E por qual motivo esse fato é relevante? A frente ampla promove diferentes lampejos de consciência política, normalmente embasado em fatores mais pontuais, economicistas ou de interesses pragmáticos. Contudo, é oportuno aproveitarmos esse movimento para reforçar a defesa por um programa mais amplo e fundamentado, sobretudo nas concepções revolucionárias e socialistas.

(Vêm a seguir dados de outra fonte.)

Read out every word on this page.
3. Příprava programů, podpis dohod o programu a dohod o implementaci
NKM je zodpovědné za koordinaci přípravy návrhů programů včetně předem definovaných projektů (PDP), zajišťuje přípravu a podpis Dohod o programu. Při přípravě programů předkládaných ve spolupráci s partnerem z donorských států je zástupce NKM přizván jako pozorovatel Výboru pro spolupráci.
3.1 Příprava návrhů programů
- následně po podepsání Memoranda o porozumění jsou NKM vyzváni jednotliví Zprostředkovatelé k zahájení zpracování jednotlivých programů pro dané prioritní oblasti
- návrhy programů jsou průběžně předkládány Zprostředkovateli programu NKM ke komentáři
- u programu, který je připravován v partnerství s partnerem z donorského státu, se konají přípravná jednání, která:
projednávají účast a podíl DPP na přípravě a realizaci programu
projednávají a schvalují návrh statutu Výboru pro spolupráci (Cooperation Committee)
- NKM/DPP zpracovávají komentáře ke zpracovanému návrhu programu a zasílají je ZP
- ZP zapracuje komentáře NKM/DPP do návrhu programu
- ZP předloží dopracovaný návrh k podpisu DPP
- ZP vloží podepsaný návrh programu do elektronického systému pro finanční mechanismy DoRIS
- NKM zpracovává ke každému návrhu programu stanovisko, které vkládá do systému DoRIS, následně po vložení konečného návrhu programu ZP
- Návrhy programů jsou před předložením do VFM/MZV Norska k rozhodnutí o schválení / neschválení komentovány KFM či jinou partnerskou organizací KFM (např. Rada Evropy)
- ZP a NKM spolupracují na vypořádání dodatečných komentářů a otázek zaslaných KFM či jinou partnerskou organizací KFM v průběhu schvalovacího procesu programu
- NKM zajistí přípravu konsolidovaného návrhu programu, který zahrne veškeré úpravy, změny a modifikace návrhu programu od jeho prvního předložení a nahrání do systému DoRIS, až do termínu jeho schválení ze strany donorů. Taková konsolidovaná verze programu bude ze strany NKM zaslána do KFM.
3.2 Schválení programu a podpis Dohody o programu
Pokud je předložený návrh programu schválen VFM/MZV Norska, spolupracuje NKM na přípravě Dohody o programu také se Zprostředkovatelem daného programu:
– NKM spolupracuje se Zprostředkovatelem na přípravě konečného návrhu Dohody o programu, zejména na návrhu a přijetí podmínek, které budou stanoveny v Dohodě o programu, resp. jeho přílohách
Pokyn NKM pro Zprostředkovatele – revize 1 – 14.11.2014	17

Ou seja, ao invés de nos embebedarmos nas críticas infundadas, rasas ou vazias, que em muitos termos, nada dizem ou só alimentam um falso criticismo pequeno burguês, é possível, nos expedientes mais amplos, avançarmos – nos dizeres de Engels – metodicamente na condução de uma luta embasada teórica, política e economicamente classista. Trazendo assim análises mais complexas e cientificamente embasadas. Ora, “sem teoria revolucionária, não há movimento revolucionário”, assim percebia Lênin.

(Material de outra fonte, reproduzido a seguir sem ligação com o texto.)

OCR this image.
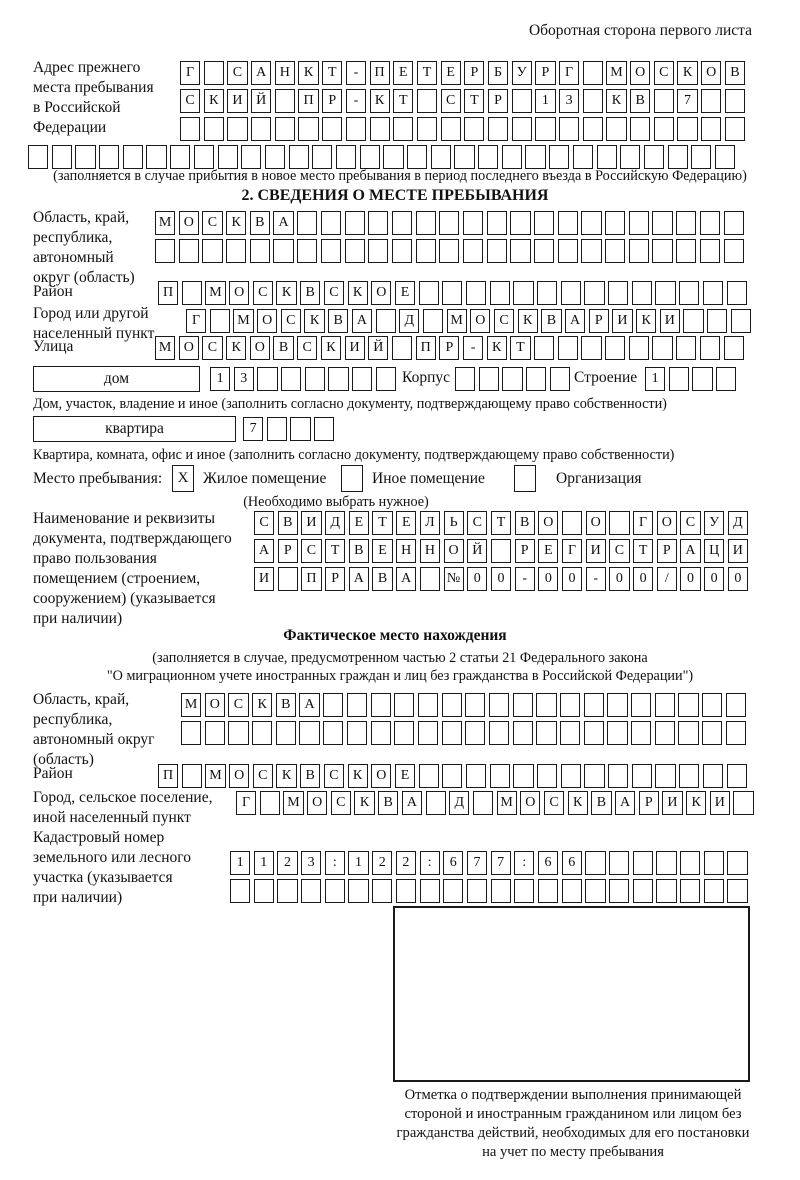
Оборотная сторона первого листа
Адрес прежнего
места пребывания
в Российской
Федерации
Г	С А Н К	Т	-	П	Е	Т	Е	Р	Б	У	Р	Г	М О С	К О В
С	К И Й	П	Р	-	К	Т	С	Т	Р	1	3	К	В	7
(заполняется в случае прибытия в новое место пребывания в период последнего въезда в Российскую Федерацию)
2. СВЕДЕНИЯ О МЕСТЕ ПРЕБЫВАНИЯ
Область, край,
республика,
автономный
округ (область)
М О С	К	В А
Район	П	М О С	К	В	С	К О	Е
Город или другой
населенный пункт
Г	М О С	К	В А	Д	М О С	К	В А	Р	И К И
Улица	М О С	К О В	С	К И Й	П	Р	-	К	Т
дом	1	3	Корпус	Строение	1
Дом, участок, владение и иное (заполнить согласно документу, подтверждающему право собственности)
квартира	7
Квартира, комната, офис и иное (заполнить согласно документу, подтверждающему право собственности)
Место пребывания:	X Жилое помещение	Иное помещение	Организация
(Необходимо выбрать нужное)
Наименование и реквизиты
документа, подтверждающего
право пользования
помещением (строением,
сооружением) (указывается
при наличии)
С	В И Д	Е	Т	Е	Л	Ь	С	Т	В О	О	Г	О С	У Д
А	Р	С	Т	В	Е	Н Н О Й	Р	Е	Г	И С	Т	Р	А Ц И
И	П	Р	А В А	№ 0	0	-	0	0	-	0	0	/	0	0	0
Фактическое место нахождения
(заполняется в случае, предусмотренном частью 2 статьи 21 Федерального закона
"О миграционном учете иностранных граждан и лиц без гражданства в Российской Федерации")
Область, край,
республика,
автономный округ
(область)
М О С	К	В А
Район	П	М О С	К	В	С	К О	Е
Город, сельское поселение,
иной населенный пункт
Г	М О С	К	В А	Д	М О С	К	В А	Р	И К И
Кадастровый номер
земельного или лесного
участка (указывается
при наличии)
1	1	2	3	:	1	2	2	:	6	7	7	:	6	6
Отметка о подтверждении выполнения принимающей
стороной и иностранным гражданином или лицом без
гражданства действий, необходимых для его постановки
на учет по месту пребывания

Dessa maneira, é imperioso combater algumas opiniões oportunistas que circulam (rapidamente) em nossos meios, que o estabelecimento de uma frente ampla, signifique ou reduza-se a acordos pontuais ou a efetivação de barganhas axiomáticas. Pelo contrário. No exercício de diálogo com os diferentes, temos mais a obrigação de reafirmar nossos compromissos programáticos e ideológicos, e por meio desses, apontar, na centralidade da política, o necessário combate às causas geradoras e antagônicas à frente ampla.

Wallace Melo Barbosa – Professor, humanista e secretário de formação do Sinpro Pernambuco.